(Written for the inaugural edition of the Diversity in Science blog carnival, with big thanks to DNLee for launching it.)
Back in the spring and autumn of 1992, I was a chemistry graduate student starting to believe that I might actually get enough of my experiments to work to get my Ph.D. As such, I did what senior graduate students in my department were supposed to do: I began preparing myself to interview with employers who came to my campus (an assortment of industry companies and national labs), and I made regular visits to my department’s large job announcement binder (familiarly referred to as “The Book of Job”).

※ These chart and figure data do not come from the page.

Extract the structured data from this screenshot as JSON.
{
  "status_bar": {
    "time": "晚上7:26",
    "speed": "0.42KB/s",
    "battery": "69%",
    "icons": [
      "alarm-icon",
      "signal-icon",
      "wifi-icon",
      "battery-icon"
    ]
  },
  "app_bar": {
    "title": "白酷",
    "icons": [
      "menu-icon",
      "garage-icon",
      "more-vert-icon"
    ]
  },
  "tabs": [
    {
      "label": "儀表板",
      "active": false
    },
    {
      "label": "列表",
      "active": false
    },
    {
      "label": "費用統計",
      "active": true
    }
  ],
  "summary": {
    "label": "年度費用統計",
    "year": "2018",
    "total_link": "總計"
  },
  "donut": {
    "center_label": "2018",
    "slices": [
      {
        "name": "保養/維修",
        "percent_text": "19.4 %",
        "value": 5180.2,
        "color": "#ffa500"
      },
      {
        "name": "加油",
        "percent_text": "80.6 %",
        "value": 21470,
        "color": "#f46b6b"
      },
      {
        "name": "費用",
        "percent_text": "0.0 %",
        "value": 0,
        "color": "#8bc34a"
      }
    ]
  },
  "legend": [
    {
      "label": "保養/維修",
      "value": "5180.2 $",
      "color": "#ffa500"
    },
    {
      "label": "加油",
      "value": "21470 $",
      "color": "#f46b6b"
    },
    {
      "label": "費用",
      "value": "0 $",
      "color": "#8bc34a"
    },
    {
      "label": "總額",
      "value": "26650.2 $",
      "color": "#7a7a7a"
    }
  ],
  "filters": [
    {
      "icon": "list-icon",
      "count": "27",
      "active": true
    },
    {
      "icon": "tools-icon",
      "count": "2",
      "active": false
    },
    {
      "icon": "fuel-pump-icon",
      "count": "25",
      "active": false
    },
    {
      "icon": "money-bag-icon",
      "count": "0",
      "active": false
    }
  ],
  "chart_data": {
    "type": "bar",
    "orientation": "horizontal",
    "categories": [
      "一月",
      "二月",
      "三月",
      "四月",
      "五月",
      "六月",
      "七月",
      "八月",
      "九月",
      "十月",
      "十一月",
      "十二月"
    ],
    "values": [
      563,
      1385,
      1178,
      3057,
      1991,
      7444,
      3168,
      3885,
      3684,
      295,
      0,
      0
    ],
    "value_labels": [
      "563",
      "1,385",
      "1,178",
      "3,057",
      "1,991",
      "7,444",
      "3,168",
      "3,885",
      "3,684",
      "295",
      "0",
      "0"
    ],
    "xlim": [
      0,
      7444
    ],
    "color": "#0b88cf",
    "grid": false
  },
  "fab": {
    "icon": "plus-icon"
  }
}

What optimism my successes in the lab giveth, the daunting terrain laid out in “The Book of Job” taketh away. It wasn’t just the announcements of postdoctoral positions (which, I had been told, were how one was supposed to develop research experience in an area distinct from the one that was the focus of the doctoral research) that listed as prerequisites 3 or more years of research experience in that very area. The very exercise of trying to imagine myself meeting the needs of an academic department looking for a certain kind of researcher was … really hard. It sounded like they were all looking for researchers significantly more powerful than I felt myself to be at that point, and I wasn’t sure if it was realistic to expect that I could develop those powers.
I was having a crisis of faith, but I was trying to keep it under wraps because I was pretty sure that having that crisis was a sign that my skills and potential as a chemist were lacking.